Kompas.com - 22/08/2010, 12:37 WIB

KOMPAS.com — Sakti Parantean sering merasa gemas pada tahun-tahun yang lalu. Gara-garanya, film masih lebih sering dipandang sebagai etalase kebudayaan ketimbang industri, utamanya oleh pemerintah. Disanjung-sanjung sebagai salah satu sarana pendidikan, tetapi dukungan yang diterima kecil. Padahal, sebuah produksi film atau televisi bisa mendatangkan pemasukan yang tak kecil. Bahkan, yang beroleh penghasilan bukan hanya pekerja kreatifnya, melainkan juga penyedia jasa di lokasi pengambilan gambar, misalnya penjual makanan.

Akibat paradigma tersebut, industri audiovisual di daerah tidak berkembang sehingga para pekerja kreatifnya memilih pindah bidang. Sebagai sutradara, Sakti sering mengalami sendiri sulitnya mendapatkan kru lokal. Padahal, kalau melihat ajang Festival Film Dokumenter atau Eagle Award MetroTV, banyak talenta lokal yang bagus. Kekosongan pekerja di daerah ini membuat biaya produksi membengkak.

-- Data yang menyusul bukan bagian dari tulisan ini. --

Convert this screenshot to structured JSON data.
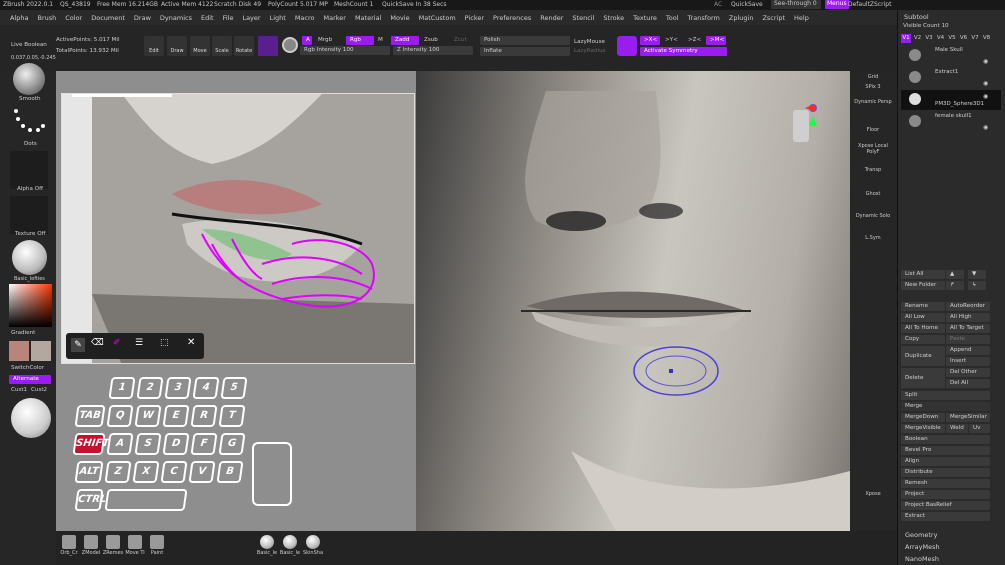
{
  "status_bar": {
    "app": "ZBrush 2022.0.1",
    "project": "QS_43819",
    "free_mem": "Free Mem 16.214GB",
    "active_mem": "Active Mem 4122",
    "scratch": "Scratch Disk 49",
    "polycount": "PolyCount 5.017 MP",
    "meshcount": "MeshCount 1",
    "quicksave_timer": "QuickSave In 38 Secs",
    "ac": "AC",
    "quicksave_btn": "QuickSave",
    "see_through": "See-through",
    "see_through_val": "0",
    "menus_btn": "Menus",
    "script": "DefaultZScript"
  },
  "menu": [
    "Alpha",
    "Brush",
    "Color",
    "Document",
    "Draw",
    "Dynamics",
    "Edit",
    "File",
    "Layer",
    "Light",
    "Macro",
    "Marker",
    "Material",
    "Movie",
    "MatCustom",
    "Picker",
    "Preferences",
    "Render",
    "Stencil",
    "Stroke",
    "Texture",
    "Tool",
    "Transform",
    "Zplugin",
    "Zscript",
    "Help"
  ],
  "toolbar": {
    "live_boolean": "Live Boolean",
    "coords": "0.037,0.05,-0.245",
    "active_points": "ActivePoints: 5.017 Mil",
    "total_points": "TotalPoints: 13.932 Mil",
    "edit": "Edit",
    "draw": "Draw",
    "move": "Move",
    "scale": "Scale",
    "rotate": "Rotate",
    "a": "A",
    "mrgb": "Mrgb",
    "rgb": "Rgb",
    "m": "M",
    "zadd": "Zadd",
    "zsub": "Zsub",
    "zcut": "Zcut",
    "rgb_intensity": "Rgb Intensity 100",
    "z_intensity": "Z Intensity 100",
    "polish": "Polish",
    "inflate": "Inflate",
    "lazymouse": "LazyMouse",
    "lazyradius": "LazyRadius",
    "sym_x": ">X<",
    "sym_y": ">Y<",
    "sym_z": ">Z<",
    "sym_m": ">M<",
    "activate_symmetry": "Activate Symmetry"
  },
  "left_shelf": {
    "smooth": "Smooth",
    "dots": "Dots",
    "alpha_off": "Alpha Off",
    "texture_off": "Texture Off",
    "material": "Basic_lefties",
    "gradient": "Gradient",
    "switch_color": "SwitchColor",
    "alternate": "Alternate",
    "cust1": "Cust1",
    "cust2": "Cust2"
  },
  "right_shelf": [
    "Grid",
    "SPix 3",
    "Dynamic Persp",
    "Floor",
    "Xpose Local PolyF",
    "Transp",
    "Ghost",
    "Dynamic Solo",
    "L.Sym",
    "Xpose"
  ],
  "bottom_shelf": {
    "tools": [
      "Orb_Cr",
      "ZModel",
      "ZRemes",
      "Move Ti",
      "Paint"
    ],
    "materials": [
      "Basic_le",
      "Basic_le",
      "SkinSha"
    ]
  },
  "subtool": {
    "title": "Subtool",
    "visible_count": "Visible Count 10",
    "tabs": [
      "V1",
      "V2",
      "V3",
      "V4",
      "V5",
      "V6",
      "V7",
      "V8"
    ],
    "items": [
      "Male Skull",
      "Extract1",
      "PM3D_Sphere3D1",
      "female skull1"
    ],
    "list_all": "List All",
    "new_folder": "New Folder",
    "rename": "Rename",
    "auto_reorder": "AutoReorder",
    "all_low": "All Low",
    "all_high": "All High",
    "all_to_home": "All To Home",
    "all_to_target": "All To Target",
    "copy": "Copy",
    "paste": "Paste",
    "duplicate": "Duplicate",
    "append": "Append",
    "insert": "Insert",
    "delete": "Delete",
    "del_other": "Del Other",
    "del_all": "Del All",
    "split": "Split",
    "merge": "Merge",
    "merge_down": "MergeDown",
    "merge_similar": "MergeSimilar",
    "merge_visible": "MergeVisible",
    "weld": "Weld",
    "uv": "Uv",
    "boolean": "Boolean",
    "bevel_pro": "Bevel Pro",
    "align": "Align",
    "distribute": "Distribute",
    "remesh": "Remesh",
    "project": "Project",
    "project_basrelief": "Project BasRelief",
    "extract": "Extract",
    "geometry": "Geometry",
    "arraymesh": "ArrayMesh",
    "nanomesh": "NanoMesh"
  },
  "keyboard": {
    "row1": [
      "1",
      "2",
      "3",
      "4",
      "5"
    ],
    "row2": [
      "Q",
      "W",
      "E",
      "R",
      "T"
    ],
    "row3": [
      "A",
      "S",
      "D",
      "F",
      "G"
    ],
    "row4": [
      "Z",
      "X",
      "C",
      "V",
      "B"
    ],
    "tab": "TAB",
    "shift": "SHIFT",
    "alt": "ALT",
    "ctrl": "CTRL"
  },
  "colors": {
    "accent": "#9b1cf0",
    "brush_ring": "#4a3fd6",
    "shift_key": "#c8102e",
    "stroke": "#e000ff"
  }
}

Tak mau problem yang dialaminya berkepanjangan, pria berusia 36 tahun ini pun membangun jaringan kreatif Hybrid! Fictionary tak lama setelah ia mendirikan perusahaannya, Fictionary Media Technology (FMT) pada 2002. Ia melibatkan 30 pekerja film—juru kamera, manajer produksi, penata rias—melalui 10 simpul di Yogyakarta, Denpasar, dan Malang.

"Mereka sangat antusias dari awal, walaupun selalu ada proses adjustment terutama dalam hal culture dan proses kerja," kata Sakti yang mulai berkecimpung di dunia film pada 1996 ini.

Melalui Hybrid!, tenaga-tenaga kreatif film di Indonesia juga bisa mendapatkan proyek yang internasional. Semisal ada rumah produksi dari luar negeri membutuhkan tenaga untuk keperluan shooting di Indonesia, jejaring Hybrid! Fictionary siap dipekerjakan. Sakti menilai, kerja sama dengan pihak luar negeri ini bisa menjadi sarana tukar-menukar ilmu serta membuka pintu sineas dan pekerja kreatif Indonesia berkiprah di panggung internasional.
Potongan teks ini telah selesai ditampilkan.